In regards to reasons why rejection takes place, there are a few. A lot of men fail to see the difference between confidence and cockiness. Somewhere along the line some of them thought it to be a good idea to latch their arm around the girl they want and tell her how hot she looks. Only idiots will take this approach because rejection in this case is inevitable. On top of this stupid start of conversation, they will say something offensive like “nice pair you got there.”

Other guys tend to be overbearing. If the girl seems upset or irritated before the guy approaches, then it’s a good idea to not approach at all. Some men choose to ignore the frustration and will still bombard her with pickup lines. It should be fairly obvious when a lady is not interested, so when she politely declines the offer to buy her a drink, respect it.

Body language also plays a big part when trying to impress the opposite sex. A man darting his eyes in all directions while rubbing his sweaty palms is not an attractive sight. More-over it is rather creepy and doesn’t score any points. Being dressed accordingly and looking a girl in the eye when she talks should always be priority.

Reading a woman’s body language is also important. This will show any guy soon enough whether she has any interest of engaging in conversation. A guy should ignore all the books about tell-tale signs when women are flirting. Playing with her hair and licking her lips are not signs that she is approachable.

Guys shouldn’t forget that even women can get nervous when spoken to out of the blue. Take note of the way she reacts and how comfortable she is with the conversation. A girl will make it apparent if she’s interested or not without having to be nasty. The approach must always be based on mutual respect. The guy must accept that he doesn’t know everything and enquiring is a much better road to follow as supposed to speculating.

Ultimately the best advice comes in the form of experience. Taking time to study how other guys approach women and taking pointers from those who are successful is a very good idea. Overcoming the fear of rejection is made easier once a guy sees for himself how often real rejection actually takes place. If those bad ideas mentioned above aren’t part of the strategy then success will happen more often than not.

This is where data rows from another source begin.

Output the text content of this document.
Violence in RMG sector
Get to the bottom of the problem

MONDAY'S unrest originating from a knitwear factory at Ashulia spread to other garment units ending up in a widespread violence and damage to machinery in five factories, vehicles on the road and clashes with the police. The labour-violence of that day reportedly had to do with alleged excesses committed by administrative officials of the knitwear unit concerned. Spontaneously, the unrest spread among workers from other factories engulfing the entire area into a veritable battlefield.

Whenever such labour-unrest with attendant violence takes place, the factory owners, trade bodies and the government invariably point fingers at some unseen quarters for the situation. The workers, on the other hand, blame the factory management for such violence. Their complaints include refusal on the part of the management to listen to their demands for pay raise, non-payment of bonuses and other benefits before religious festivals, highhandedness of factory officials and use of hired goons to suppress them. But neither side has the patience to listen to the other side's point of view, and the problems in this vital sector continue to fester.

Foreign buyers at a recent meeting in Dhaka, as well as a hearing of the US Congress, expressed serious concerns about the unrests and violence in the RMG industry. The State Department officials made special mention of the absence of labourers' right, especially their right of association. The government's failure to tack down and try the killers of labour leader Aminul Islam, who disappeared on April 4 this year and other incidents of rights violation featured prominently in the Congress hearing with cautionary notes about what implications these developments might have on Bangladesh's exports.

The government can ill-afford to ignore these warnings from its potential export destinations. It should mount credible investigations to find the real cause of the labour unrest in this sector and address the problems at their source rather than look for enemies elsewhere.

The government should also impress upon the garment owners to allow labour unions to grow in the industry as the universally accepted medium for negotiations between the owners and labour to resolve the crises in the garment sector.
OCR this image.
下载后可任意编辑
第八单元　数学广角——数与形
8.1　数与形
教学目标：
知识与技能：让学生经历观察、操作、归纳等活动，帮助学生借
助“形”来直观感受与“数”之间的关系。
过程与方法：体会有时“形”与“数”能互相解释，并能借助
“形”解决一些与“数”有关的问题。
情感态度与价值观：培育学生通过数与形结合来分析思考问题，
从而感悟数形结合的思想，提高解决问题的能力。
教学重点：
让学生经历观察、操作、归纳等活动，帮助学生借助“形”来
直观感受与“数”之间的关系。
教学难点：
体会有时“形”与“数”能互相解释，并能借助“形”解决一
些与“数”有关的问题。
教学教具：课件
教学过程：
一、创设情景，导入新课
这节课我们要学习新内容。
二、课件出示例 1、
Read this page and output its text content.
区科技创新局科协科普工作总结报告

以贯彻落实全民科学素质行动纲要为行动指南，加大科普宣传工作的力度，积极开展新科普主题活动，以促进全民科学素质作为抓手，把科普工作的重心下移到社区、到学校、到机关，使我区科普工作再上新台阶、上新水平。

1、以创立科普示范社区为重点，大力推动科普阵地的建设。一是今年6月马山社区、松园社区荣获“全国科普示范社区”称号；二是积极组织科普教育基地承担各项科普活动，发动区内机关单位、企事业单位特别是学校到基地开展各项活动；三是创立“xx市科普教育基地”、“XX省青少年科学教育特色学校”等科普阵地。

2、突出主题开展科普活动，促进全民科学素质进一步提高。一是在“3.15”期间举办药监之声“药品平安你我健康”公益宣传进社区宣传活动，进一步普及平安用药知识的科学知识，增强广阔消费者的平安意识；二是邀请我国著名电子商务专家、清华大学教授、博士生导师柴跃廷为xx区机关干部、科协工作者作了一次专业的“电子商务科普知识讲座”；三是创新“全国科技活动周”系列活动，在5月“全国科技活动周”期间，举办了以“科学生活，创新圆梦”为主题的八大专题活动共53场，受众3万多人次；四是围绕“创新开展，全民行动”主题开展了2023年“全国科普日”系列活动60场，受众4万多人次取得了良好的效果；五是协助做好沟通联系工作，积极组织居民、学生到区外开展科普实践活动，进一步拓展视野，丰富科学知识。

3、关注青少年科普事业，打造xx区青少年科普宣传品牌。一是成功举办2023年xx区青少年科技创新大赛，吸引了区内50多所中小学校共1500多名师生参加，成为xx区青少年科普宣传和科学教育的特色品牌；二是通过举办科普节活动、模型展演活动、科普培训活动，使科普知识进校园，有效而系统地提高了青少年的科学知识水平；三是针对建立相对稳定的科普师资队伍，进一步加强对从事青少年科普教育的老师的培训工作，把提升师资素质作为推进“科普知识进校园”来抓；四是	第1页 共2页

Once the evil picture in your mind gets proved wrong, the road is open and rejection won’t seem very harsh. Getting positive reactions from the ladies will automatically decrease the fear all together. In turn this will increase the confidence to follow through the act of talking the girl instead of just staring.

If these steps are too big to take then a guy should begin on a smaller scale. Making conversation with the waitress or cashier at the store is a very good start. These women get paid to be friendly and it will get a guy into the routine of talking with complete strangers. Don’t try pickup lines though. General topics or pleasant jokes should be the aim.

Preparing for these situations won’t hurt. A guy should think about what he is going to say and when he is going to say it. Just stumbling in and blabbering the first thought that comes to mind isn’t going to get any man very far unless they are known as Johnny Depp. Instead of imagining rejection, picture how good the conversation is going to flow.

Feeling humiliated is an emotion everybody, including women, will try to avoid. Women usually have a lot more empathy than men, so putting a guy down easy will be their first tactic if not interested. That is to say the guy wasn’t being a dumb-ass in his approach. The guy with a pleasant conversation starter will either get the girl or be nicely told to move on.

Guys should keep in mind that simply being able to talk to women doesn’t mean they will be attracted to them. The correct way of communication can do wonders for any relationship and finding the right way is going to take time. Someone might not be attractive from a distance, but perceptions change when in conversation. Upon developing tactics to approach a girl, the guy should also work on the follow-up discussion if he wishes to speak with her again.